Commons : Ubierring  - collection of images, videos and audio files

Individual evidence

  1. Eberhard Gothein , Georg Neuhaus: The city of Cöln in the first century under Prussian rule 1815 to 1915 , part 1, 1916, p. 230.
  2. ^ Hiltrud Kier : Cologne: Kunstführer , 1980, p. 129.
  3. ^ Philipp Krapf: Advances in Engineering , 1906, p. 178.
  4. ^ Hiltrud Kier : The Cologne Neustadt. Planning, creation, use . (= Contributions to architectural and art monuments in the Rhineland , Volume 23), Schwann, Düsseldorf 1978, ISBN 3-590-29023-4 , p. 178f.
  5. ^ Siegfried Jakobi: The Royal Prussian Mechanical Engineering Schools , 1905, p. 62 ff.
  6. Carl Dietmar: The night when the hillige Coellen went down.
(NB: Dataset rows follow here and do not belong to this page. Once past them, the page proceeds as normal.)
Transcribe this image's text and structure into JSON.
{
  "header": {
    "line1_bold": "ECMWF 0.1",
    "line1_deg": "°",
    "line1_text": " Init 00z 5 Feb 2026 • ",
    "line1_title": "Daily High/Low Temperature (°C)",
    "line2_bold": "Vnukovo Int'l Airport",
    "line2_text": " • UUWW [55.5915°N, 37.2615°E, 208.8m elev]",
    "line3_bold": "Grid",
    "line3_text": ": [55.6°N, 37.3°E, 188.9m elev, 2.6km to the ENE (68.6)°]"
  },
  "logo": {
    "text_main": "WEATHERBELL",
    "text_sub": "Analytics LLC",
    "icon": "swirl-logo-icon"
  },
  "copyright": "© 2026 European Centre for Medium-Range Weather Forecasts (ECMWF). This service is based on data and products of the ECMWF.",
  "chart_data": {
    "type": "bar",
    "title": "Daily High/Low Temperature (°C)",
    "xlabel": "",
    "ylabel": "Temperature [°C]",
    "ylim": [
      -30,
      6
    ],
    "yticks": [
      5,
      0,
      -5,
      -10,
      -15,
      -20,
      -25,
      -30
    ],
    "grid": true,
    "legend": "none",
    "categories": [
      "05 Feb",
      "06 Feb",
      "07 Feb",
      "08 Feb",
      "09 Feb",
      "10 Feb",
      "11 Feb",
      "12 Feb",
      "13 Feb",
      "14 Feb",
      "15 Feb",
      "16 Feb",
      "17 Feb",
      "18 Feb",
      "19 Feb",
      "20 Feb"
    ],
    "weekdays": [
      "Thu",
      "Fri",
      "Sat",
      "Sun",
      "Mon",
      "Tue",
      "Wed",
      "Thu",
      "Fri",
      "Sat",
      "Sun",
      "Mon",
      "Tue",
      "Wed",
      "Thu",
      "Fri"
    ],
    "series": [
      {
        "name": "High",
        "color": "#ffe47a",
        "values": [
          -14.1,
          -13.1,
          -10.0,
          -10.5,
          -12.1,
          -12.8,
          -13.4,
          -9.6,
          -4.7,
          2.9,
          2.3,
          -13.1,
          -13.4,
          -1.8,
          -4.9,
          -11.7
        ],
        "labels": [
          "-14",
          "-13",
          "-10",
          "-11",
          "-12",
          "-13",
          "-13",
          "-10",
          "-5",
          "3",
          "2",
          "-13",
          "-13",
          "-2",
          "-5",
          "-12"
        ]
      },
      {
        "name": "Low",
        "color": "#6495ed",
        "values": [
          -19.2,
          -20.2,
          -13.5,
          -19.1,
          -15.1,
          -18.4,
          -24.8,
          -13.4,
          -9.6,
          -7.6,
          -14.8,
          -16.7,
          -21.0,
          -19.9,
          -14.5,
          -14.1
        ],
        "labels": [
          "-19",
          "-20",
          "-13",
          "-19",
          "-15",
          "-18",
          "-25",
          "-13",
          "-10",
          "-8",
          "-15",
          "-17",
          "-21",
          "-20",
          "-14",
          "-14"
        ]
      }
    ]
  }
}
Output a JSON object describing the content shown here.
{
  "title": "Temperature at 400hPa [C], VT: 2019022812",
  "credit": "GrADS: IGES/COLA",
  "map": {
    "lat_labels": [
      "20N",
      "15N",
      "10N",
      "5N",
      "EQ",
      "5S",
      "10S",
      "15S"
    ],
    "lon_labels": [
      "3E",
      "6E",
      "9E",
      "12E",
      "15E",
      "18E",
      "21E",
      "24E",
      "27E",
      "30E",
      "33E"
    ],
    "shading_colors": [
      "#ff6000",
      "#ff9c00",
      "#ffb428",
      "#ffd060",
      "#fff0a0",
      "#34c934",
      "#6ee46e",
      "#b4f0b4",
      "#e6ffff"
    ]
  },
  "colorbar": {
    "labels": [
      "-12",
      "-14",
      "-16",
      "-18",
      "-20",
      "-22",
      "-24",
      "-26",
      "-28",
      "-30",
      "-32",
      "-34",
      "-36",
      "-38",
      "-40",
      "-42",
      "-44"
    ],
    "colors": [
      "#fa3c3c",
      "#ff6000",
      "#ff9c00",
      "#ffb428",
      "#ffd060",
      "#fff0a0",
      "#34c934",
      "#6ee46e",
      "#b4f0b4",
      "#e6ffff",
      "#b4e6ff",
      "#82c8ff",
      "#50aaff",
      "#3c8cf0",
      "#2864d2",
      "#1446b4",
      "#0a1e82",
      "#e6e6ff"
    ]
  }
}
In: Kölner Stadt-Anzeiger , June 27, 2003; Andreas Otto ( KNA ): 73 years ago: "Peter and Paul attack" in Cologne. Sea of ​​flames around the cathedral. In: Domradio.de , June 28, 2016.
  7. ^ Otto Gaul , Anton Henze , Fried Mühlberg : Nordrhein-Westfalen, Kunstdenkmäler und Museen , 1982, p. 411.
  8. ^ Daniel Friedrich Sotzmann : About des Antonius von Worms illustration of the city of Cologne from the years 1531 , 1819, p. 25.
  9. ^ Hans Vogts : The profane monuments of the city of Cologne , 1930, p. 122.